There are 4 diets - which gives 6 possible pairwise comparisons between them: 1-2, 1-3, 1-4, 2-3, 2-4, and 3-4 (2-1 would be the same as 1-2, so we don't count it twice).

The plot has all these comparisons displayed at different heights with the label on the left y axis side.

The x-axis represent the mean differences that were found between those pairs. So for example the comparison 2-1 had a mean difference of 20.

The extended lines show the 95% confidence intervals. In this case if the confidence interval crosses the 0 point - the difference would not be statistically significant.
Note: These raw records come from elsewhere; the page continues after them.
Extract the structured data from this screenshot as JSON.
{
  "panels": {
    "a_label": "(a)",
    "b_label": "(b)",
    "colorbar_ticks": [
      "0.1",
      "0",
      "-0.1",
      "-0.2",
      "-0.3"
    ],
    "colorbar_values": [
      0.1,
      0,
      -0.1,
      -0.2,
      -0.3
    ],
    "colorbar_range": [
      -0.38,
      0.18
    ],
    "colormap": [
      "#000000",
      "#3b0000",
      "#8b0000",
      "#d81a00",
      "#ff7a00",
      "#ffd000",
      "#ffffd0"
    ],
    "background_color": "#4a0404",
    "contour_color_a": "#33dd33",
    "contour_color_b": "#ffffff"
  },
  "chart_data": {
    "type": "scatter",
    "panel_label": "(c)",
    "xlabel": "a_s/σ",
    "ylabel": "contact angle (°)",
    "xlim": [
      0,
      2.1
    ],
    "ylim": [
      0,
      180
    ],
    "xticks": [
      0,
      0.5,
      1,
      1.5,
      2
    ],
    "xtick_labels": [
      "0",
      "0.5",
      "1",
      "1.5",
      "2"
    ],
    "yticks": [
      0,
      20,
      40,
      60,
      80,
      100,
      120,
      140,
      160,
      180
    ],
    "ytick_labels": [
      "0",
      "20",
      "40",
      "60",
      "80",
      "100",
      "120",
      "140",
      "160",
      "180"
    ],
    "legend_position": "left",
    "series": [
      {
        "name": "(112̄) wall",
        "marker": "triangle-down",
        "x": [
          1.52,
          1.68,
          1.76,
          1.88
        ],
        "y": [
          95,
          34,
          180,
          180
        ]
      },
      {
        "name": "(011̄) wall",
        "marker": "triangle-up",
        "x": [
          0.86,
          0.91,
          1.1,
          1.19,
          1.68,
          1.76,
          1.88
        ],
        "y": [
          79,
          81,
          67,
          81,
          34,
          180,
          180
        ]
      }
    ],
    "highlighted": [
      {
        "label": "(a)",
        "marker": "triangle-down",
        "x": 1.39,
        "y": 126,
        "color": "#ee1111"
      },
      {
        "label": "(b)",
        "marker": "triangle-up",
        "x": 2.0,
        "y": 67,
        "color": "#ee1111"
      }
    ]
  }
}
In the plot colors seem to indicate this significance: red lines do not cross the 0 so the differences in their means were found to be statistically significant.

Based on this we could reason that diet No. 1 was different from the rest as all the pairwise comparisons that included diet 1 were statistically significant (red in the plot) while all the other comparisons were not.

On the y-axis you have all the tested contrasts, that is 2 vs 1, 3 vs 1, ... 4 vs 2. On the x-axis you have the mean differences (the points) for that particular contrast. The lines represent the 95 % confidence interval.

So for ex. the contrast on the bottom, 2 vs 1, says that there is a mean difference of 20 between 2 and 1, and the 95 % CI is in the range of 0 to 40.